Elsa est rebaptisée Ève par son compagnon américain et croyant. Habités par l’énergie du désespoir, ils partent à la rencontre de fantômes. Les survivants sont encore attachés au monde d’avant. On continue de respecter les normes sociales antérieures. Les femmes ne peuvent rester seules avec un homme, même si l’Église a été détruite et le curé est mort. On continue de vénérer la belle vaisselle et les beaux draps, même s’il n’y a plus que ça. On continue de débattre sur le bloc communiste et le bloc capitaliste, même si aucun des deux n’est plus là.

Au milieu des décombres et des rencontres, Elsa ou Ève s’interroge sur l’homme de l’avenir. Comment dépeindre l’homme dans un siècle ou deux ? Le Cheval roux nous emmène aussi dans une réflexion sur l’élaboration du roman d’anticipation. Est-ce un rêve viable que la figure d’un homme ou d’une femme que l’on ne sera jamais et que l’on ne connaitra jamais ? Quelles sont les probabilités que cette figure se réalise ?

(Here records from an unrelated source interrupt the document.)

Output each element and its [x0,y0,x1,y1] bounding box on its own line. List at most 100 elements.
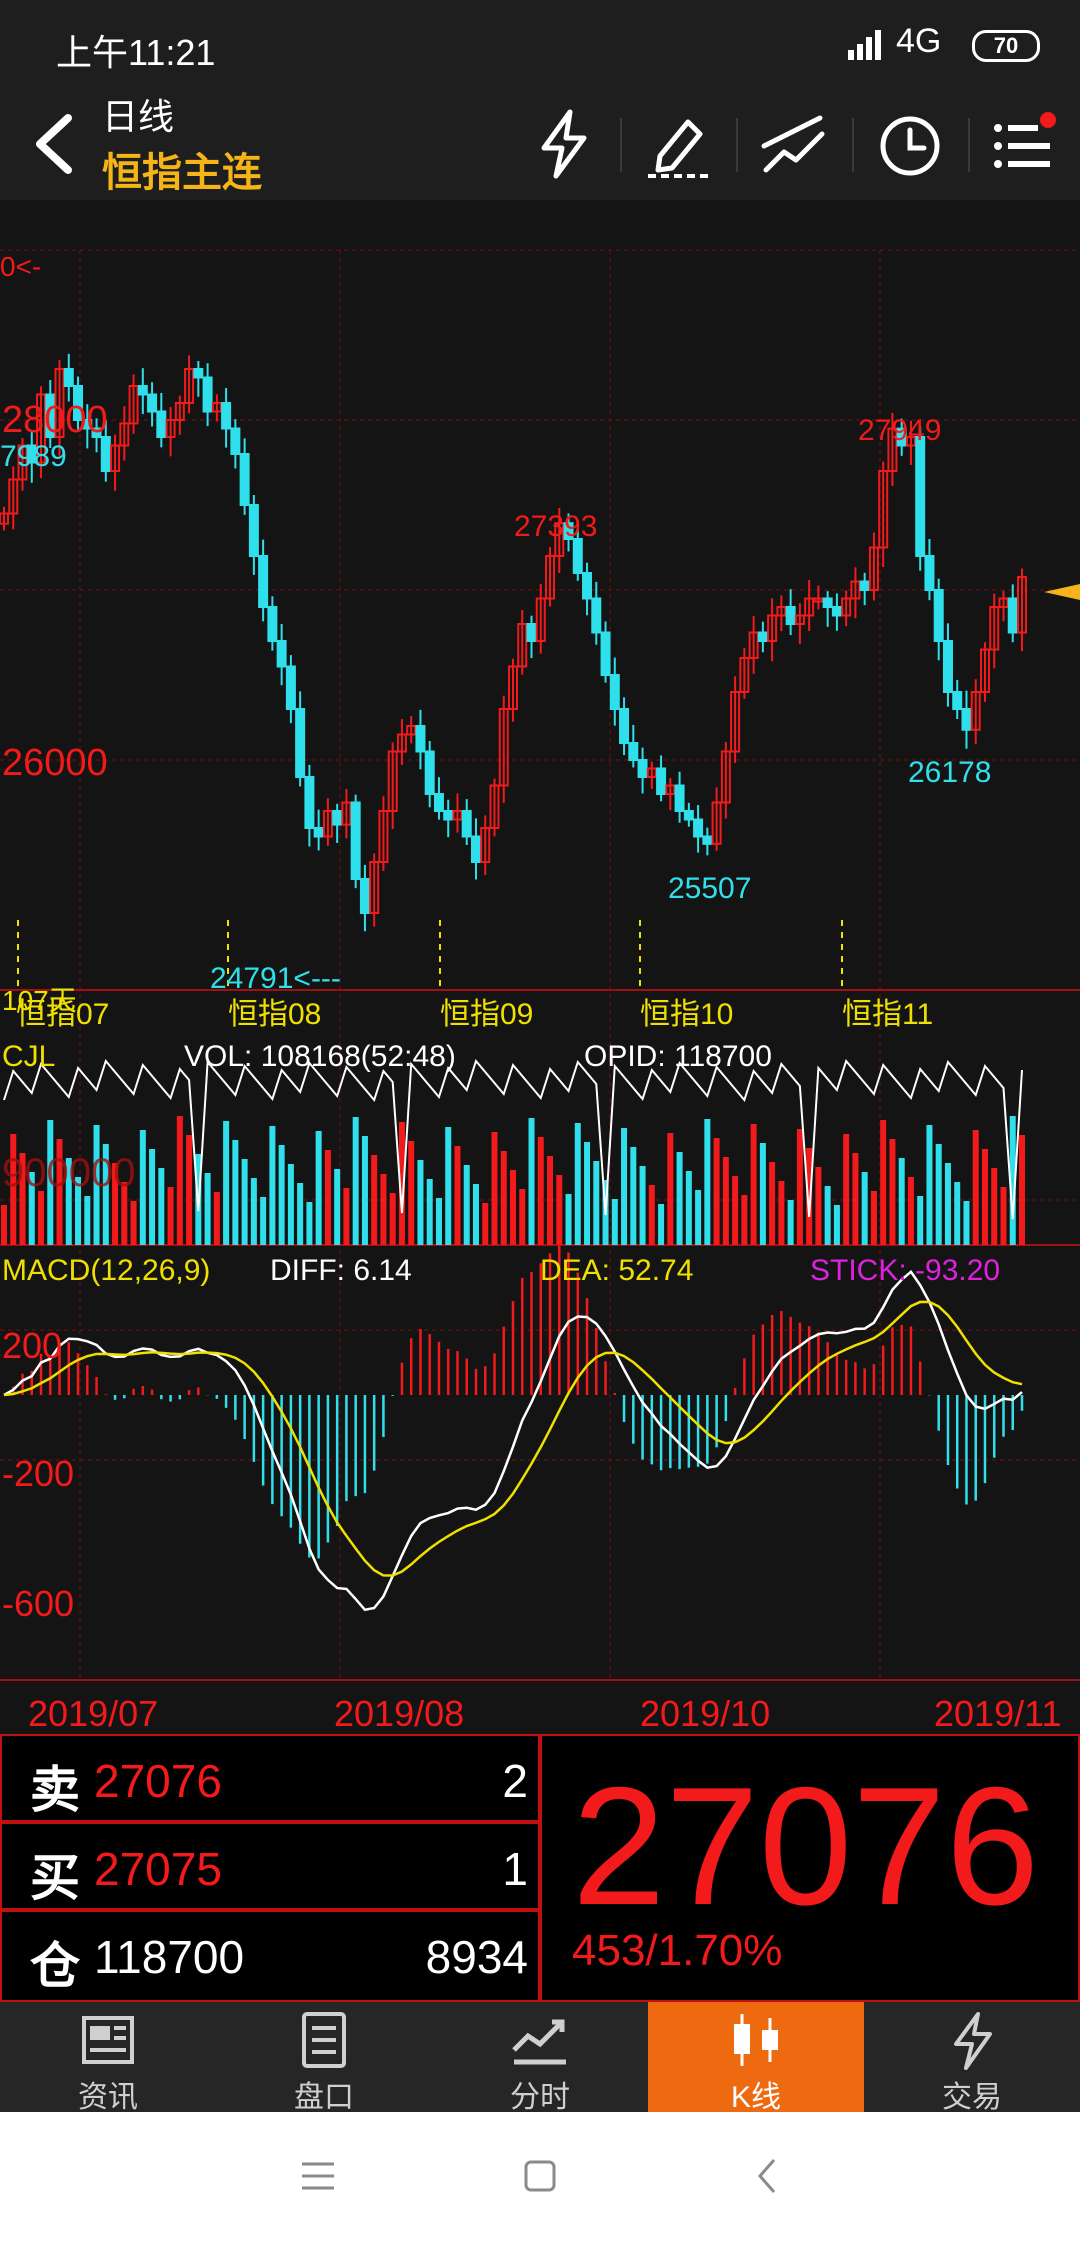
candle-body [202,376,213,413]
annotation-high-27949: 27949 [858,414,941,447]
macd-y-label-neg600: -600 [2,1583,74,1624]
date-label-2019-10: 2019/10 [640,1693,770,1734]
volume-bar [806,1148,813,1245]
volume-bar [269,1126,276,1245]
open-interest-row: 仓 118700 8934 [0,1910,540,2002]
candle-body [730,691,741,753]
buy-row[interactable]: 买 27075 1 [0,1822,540,1910]
candle-body [600,631,611,676]
candle-body [767,614,778,642]
open-interest-row-label: 仓 [30,1938,80,1994]
volume-bar [685,1171,692,1245]
candle-body [628,742,639,761]
candle-body [45,393,56,438]
orderbook-icon [302,2012,346,2068]
sell-qty: 2 [502,1755,528,1807]
status-time: 上午11:21 [56,32,216,73]
volume-bar [75,1177,82,1245]
volume-bar [574,1123,581,1245]
volume-bar [112,1163,119,1245]
lightning-icon[interactable] [526,106,602,182]
candle-body [369,861,380,914]
intraday-icon [512,2019,566,2065]
volume-bar [630,1147,637,1245]
buy-label: 买 [30,1850,80,1906]
volume-bar [500,1151,507,1245]
contract-roll-markers [17,920,843,990]
volume-bar [565,1194,572,1245]
date-label-2019-08: 2019/08 [334,1693,464,1734]
news-icon [82,2016,134,2064]
candle-body [979,648,990,693]
candle-body [804,597,815,617]
volume-bar [28,1172,35,1245]
signal-icon [848,30,881,60]
candle-body [313,827,324,838]
candle-body [535,597,546,642]
volume-bar [732,1176,739,1245]
tab-news[interactable]: 资讯 [0,2002,216,2114]
volume-bar [510,1170,516,1245]
volume-bar [547,1156,554,1245]
candle-body [193,368,204,379]
sell-row[interactable]: 卖 27076 2 [0,1734,540,1822]
tab-trade[interactable]: 交易 [864,2002,1080,2114]
volume-bar [898,1158,905,1245]
tab-intraday[interactable]: 分时 [432,2002,648,2114]
candle-body [359,878,370,914]
back-icon[interactable] [24,108,84,180]
candle-body [1017,576,1027,634]
chart-area[interactable]: 28000 26000 0<- 7989 27393 27949 25507 2… [0,200,1080,1734]
volume-bar [213,1192,220,1245]
candle-body [1007,597,1018,634]
candle-body [702,835,713,845]
macd-dea-line [3,1300,1023,1577]
volume-bar [426,1179,433,1245]
tab-label: 盘口 [294,2081,354,2114]
annotation-low-25507: 25507 [668,872,751,905]
candle-body [961,708,972,731]
tab-label: K线 [730,2081,781,2114]
candle-body [461,810,472,838]
volume-bar [408,1141,415,1245]
candle-body [674,784,685,812]
tab-orderbook[interactable]: 盘口 [216,2002,432,2114]
buy-qty: 1 [502,1843,528,1895]
home-icon[interactable] [522,2158,558,2194]
clock-icon[interactable] [872,106,948,182]
volume-bar [991,1168,998,1245]
volume-bar [880,1120,887,1245]
volume-bar [306,1202,313,1245]
sell-label: 卖 [30,1762,80,1818]
volume-bar [454,1146,461,1245]
volume-bar [1019,1135,1025,1245]
nav-back-icon[interactable] [752,2156,782,2196]
draw-lines-icon[interactable] [756,106,832,182]
volume-bar [389,1193,396,1245]
period-label[interactable]: 日线 [102,96,175,137]
volume-bar [56,1139,63,1245]
candle-body [952,691,963,710]
tab-kline[interactable]: K线 [648,2002,864,2114]
candle-body [915,436,926,557]
volume-bar [954,1182,961,1245]
volume-bar [223,1121,230,1245]
candle-body [433,793,444,812]
volume-bar [361,1136,368,1245]
open-interest-value: 118700 [94,1931,245,1983]
volume-bar [121,1182,128,1245]
price-label-28000: 28000 [2,399,108,441]
volume-bar [287,1164,294,1245]
candle-body [665,784,676,795]
volume-bar [695,1190,702,1245]
recents-menu-icon[interactable] [298,2158,338,2194]
candle-body [304,776,315,829]
menu-icon[interactable] [986,106,1062,182]
pen-icon[interactable] [640,106,716,182]
contract-title[interactable]: 恒指主连 [102,151,262,195]
volume-bar [907,1177,914,1245]
annotation-high-27393: 27393 [514,510,597,543]
candle-body [526,623,537,642]
kline-chart[interactable]: 28000 26000 0<- 7989 27393 27949 25507 2… [0,200,1080,1734]
volume-bar [102,1144,109,1245]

Enfin, Elsa Triolet crée un mois fictionnel du nom d’Ève. Elle n’est pas la femme du futur, elle est la voyageuse s’adressant à nous avec espoir et détresse. Ses yeux « qui n’ont jamais été aussi profonds » nous montrent. Ève ne juge pas, elle n’en a pas l’énergie. Elle nous pousse de l’avant. Car il y a toujours un endroit où se rendre même si l’on ignore où.

Plein de tristesse et d’optimisme, Le Cheval roux se fait le recueil des craintes et des souhaits pour l’avenir.